* TSX ends down 191.71 points, or 1.6 pct, at 11,588.36
* Index ends week down 0.3 percent
* Nine of 10 main sectors lower
* Canada, US jobs better than expected
* Fitch downgrades Spain, Italy credit (Updates to close)
By Claire Sibonney
TORONTO, Oct 7 (Reuters) - Toronto's main stock index ended sharply lower on Friday as surprisingly strong North American jobs data was overshadowed by downgrades of Spain and Italy's credit ratings.
The index's resource-heavy materials sector dropped a hefty 3 percent, energy shares slid 2 percent, and financials were 1.1 percent lower. Among the most heavily weighted decliners, fertilizer producer Potash Corp POT.TO dived 4.1 percent, oil company Canadian Natural Resources CNQ.TO fell 4 percent, and miner Barrick Gold ABX.TO was down 2.3 percent.

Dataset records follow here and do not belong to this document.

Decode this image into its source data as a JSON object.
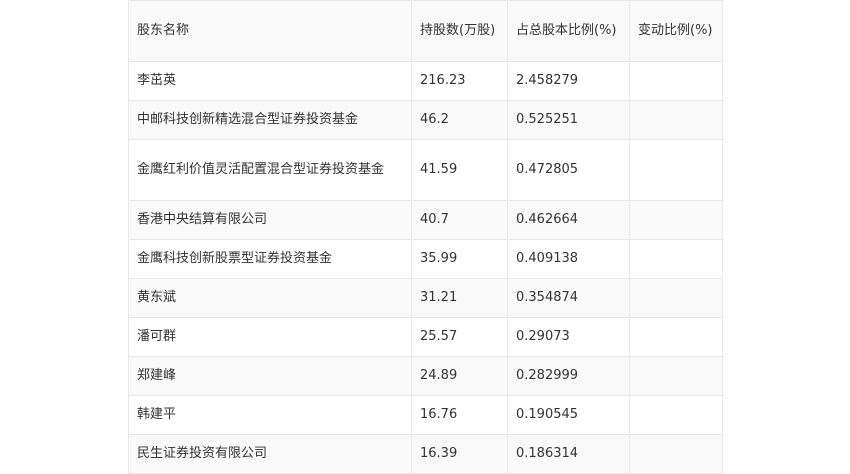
{
  "table": {
    "headers": [
      "股东名称",
      "持股数(万股)",
      "占总股本比例(%)",
      "变动比例(%)"
    ],
    "rows": [
      [
        "李茁英",
        "216.23",
        "2.458279",
        ""
      ],
      [
        "中邮科技创新精选混合型证券投资基金",
        "46.2",
        "0.525251",
        ""
      ],
      [
        "金鹰红利价值灵活配置混合型证券投资基金",
        "41.59",
        "0.472805",
        ""
      ],
      [
        "香港中央结算有限公司",
        "40.7",
        "0.462664",
        ""
      ],
      [
        "金鹰科技创新股票型证券投资基金",
        "35.99",
        "0.409138",
        ""
      ],
      [
        "黄东斌",
        "31.21",
        "0.354874",
        ""
      ],
      [
        "潘可群",
        "25.57",
        "0.29073",
        ""
      ],
      [
        "郑建峰",
        "24.89",
        "0.282999",
        ""
      ],
      [
        "韩建平",
        "16.76",
        "0.190545",
        ""
      ],
      [
        "民生证券投资有限公司",
        "16.39",
        "0.186314",
        ""
      ]
    ]
  },
  "colors": {
    "border": "#e8e8e8",
    "stripe": "#f9f9f9",
    "text": "#333333"
  }
}
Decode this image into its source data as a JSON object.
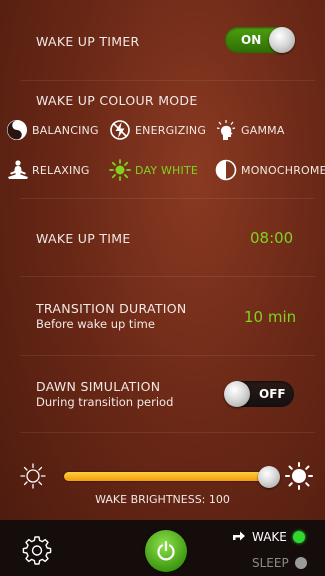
{
  "timer": {
    "label": "WAKE UP TIMER",
    "toggle_state": "ON"
  },
  "colour_mode": {
    "title": "WAKE UP COLOUR MODE",
    "modes": [
      {
        "label": "BALANCING",
        "icon": "yin-yang-icon"
      },
      {
        "label": "ENERGIZING",
        "icon": "lightning-icon"
      },
      {
        "label": "GAMMA",
        "icon": "head-glow-icon"
      },
      {
        "label": "RELAXING",
        "icon": "meditation-icon"
      },
      {
        "label": "DAY WHITE",
        "icon": "sun-burst-icon",
        "selected": true
      },
      {
        "label": "MONOCHROME",
        "icon": "half-circle-icon"
      }
    ]
  },
  "wake_time": {
    "label": "WAKE UP TIME",
    "value": "08:00"
  },
  "transition": {
    "label": "TRANSITION DURATION",
    "sublabel": "Before wake up time",
    "value": "10 min"
  },
  "dawn": {
    "label": "DAWN SIMULATION",
    "sublabel": "During transition period",
    "toggle_state": "OFF"
  },
  "brightness": {
    "label": "WAKE BRIGHTNESS: 100",
    "level_percent": 100
  },
  "bottom": {
    "wake_label": "WAKE",
    "sleep_label": "SLEEP"
  },
  "colors": {
    "accent": "#7fd321",
    "wake_dot": "#2ed82e",
    "sleep_dot": "#9a9a9a",
    "slider": "#f5a817"
  }
}
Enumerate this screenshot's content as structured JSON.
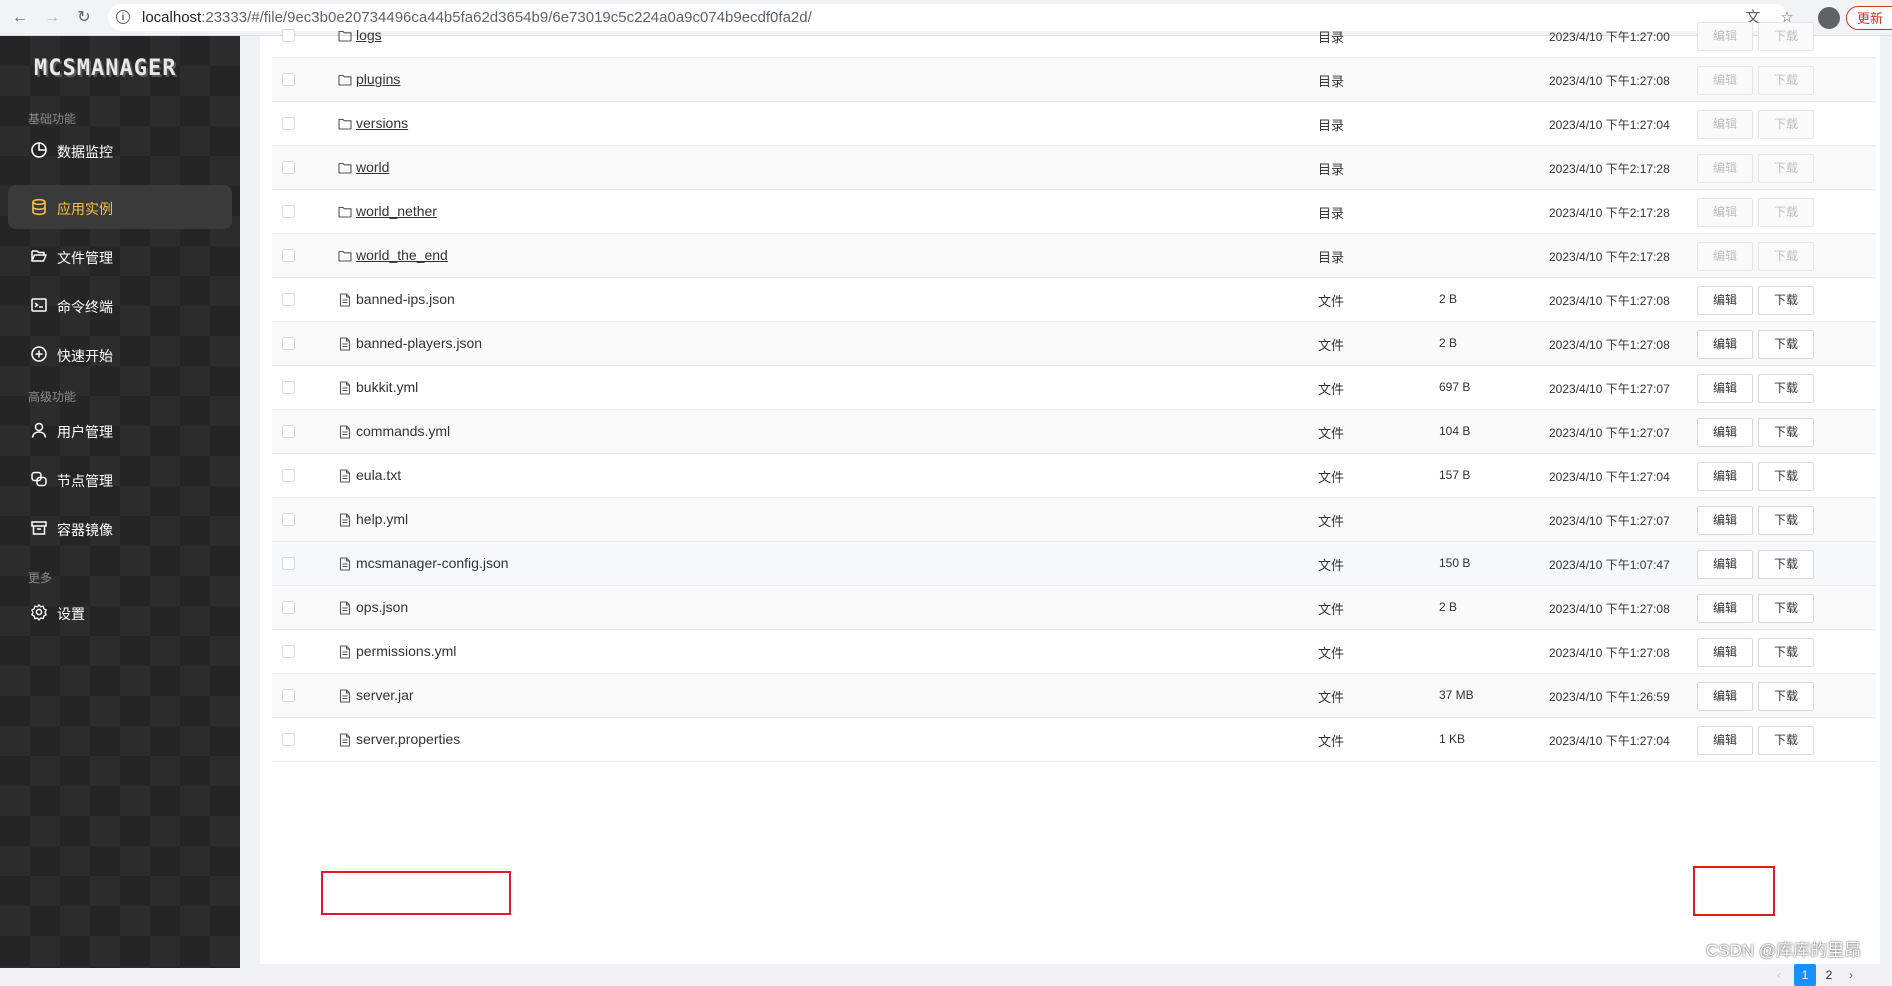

"It's a bit of weakness after a pretty strong move in the past few days," said Don Vialoux, technical analyst at JovInvestment Management.
He said the TSX marked an important low earlier in the week, followed by a two-day rally, which could point to a seasonal recovery in equity markets starting earlier this year.
The Toronto Stock Exchange's S&P/TSX composite index .GSPTSE ended down 191.71 points, or 1.6 percent, at 11,588.36. Nine of its 10 sectors were lower, with telecoms rising 0.1 percent. The index was down 0.3 percent on the week.
Early in the session, the index hit its highest level in nearly two weeks as data showed U.S. employers hired more workers than expected in September and job gains for the previous two months were revised higher, easing recession fears. [ID:nOAT004877]
Canada created six times as many jobs than forecast in September, once again outshining the United States. [ID:nN1E796020]
"It's been a pretty profitable week and somewhere along the way we're going to give back a little bit," said Fred Ketchen, director of equity trading at ScotiaMcLeod.
The risk trade was not helped by the debt downgrades of euro zone members Spain and Italy by Fitch, which came before a European summit on Sunday that is aimed at shoring up the financial sector. [ID:nL5E7L714R]
Analysts said that overall market conditions, including the ongoing debt crisis in Greece, would likely keep Canadian stocks in check over the coming weeks. Investors will also closely watch a new round of U.S. quarterly earnings reports, which begins next week.
Earnings expectations have already been lowered, so if stocks respond on the upside, "it will be a clear indicator that we're entering a period of seasonal strength," Vialoux said.